Here's how the US Dollar Index has performed over the last ~30 years. The swing looks pretty typical to me. If it drops another 10% (as the article says Morgan Stanley thinks it might) then I could see this event as an outlier. For now, I find it interesting but not especially concerning. There's pros and cons to having stronger/weaker currency. I think it's probably worse to have a volatile currency than an especially strong or weak one?
I take it that the "on track" is determined by extending a current downtrend as if it will continue precisely the same, for the next 6 months, which seems unlikely.
I get that with the recent passage of this US bill, people want to pile on.

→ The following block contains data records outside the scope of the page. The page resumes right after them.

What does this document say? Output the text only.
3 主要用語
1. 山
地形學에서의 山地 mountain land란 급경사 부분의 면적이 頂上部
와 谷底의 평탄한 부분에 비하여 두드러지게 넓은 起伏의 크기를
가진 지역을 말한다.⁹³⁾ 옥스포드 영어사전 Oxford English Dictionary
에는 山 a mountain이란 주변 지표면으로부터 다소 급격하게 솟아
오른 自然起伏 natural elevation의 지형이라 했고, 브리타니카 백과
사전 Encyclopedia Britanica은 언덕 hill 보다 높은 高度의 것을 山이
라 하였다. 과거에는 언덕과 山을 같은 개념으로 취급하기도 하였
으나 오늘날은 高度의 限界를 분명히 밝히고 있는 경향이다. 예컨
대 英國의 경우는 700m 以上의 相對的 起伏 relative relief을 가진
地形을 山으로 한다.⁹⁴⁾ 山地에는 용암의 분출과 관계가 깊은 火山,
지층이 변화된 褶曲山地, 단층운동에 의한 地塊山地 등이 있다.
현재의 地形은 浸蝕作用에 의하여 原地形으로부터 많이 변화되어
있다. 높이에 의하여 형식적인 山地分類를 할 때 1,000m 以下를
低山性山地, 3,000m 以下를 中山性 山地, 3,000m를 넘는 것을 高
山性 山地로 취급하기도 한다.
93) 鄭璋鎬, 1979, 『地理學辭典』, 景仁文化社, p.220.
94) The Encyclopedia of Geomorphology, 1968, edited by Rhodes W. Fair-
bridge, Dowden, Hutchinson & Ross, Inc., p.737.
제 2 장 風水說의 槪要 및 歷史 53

I can assure you, that Canadians have no love of the current administration. But this is another click-baitish thing being done to us all, feeding on people's upset, the time of year it is, the US holiday, and more.
Ah well.
Just because a group of people approve of things happening doesn't make it a good year. My estranged family does and they don't have a grasp on the notion of cause and effect nor do they have an acceptable level of reading comprehension- I do not value their opinion in the slightest l.
The US isn't self sufficient in food. Food imports are going to get more expensive.
Countries may be unwilling to trade with an increasingly belligerent US that slaps everyone with tariffs. In fact, many will just slap the US with tariffs and other barriers of their own.
No major US export sector operates exclusively as an exporter without any exposure to imports or global supply chains. Even the largest US exporting industries (oil and gas extraction, civilian aircraft and parts, and pharmaceuticals) rely in varying degrees on imported inputs, components, or capital equipment... which companies are you talking about?
The world doesn't need that much guns and missiles. There are two major markets currently and that's all mostly.
Ask yourself, did you panic during these years? Mostly no. These were pretty good years.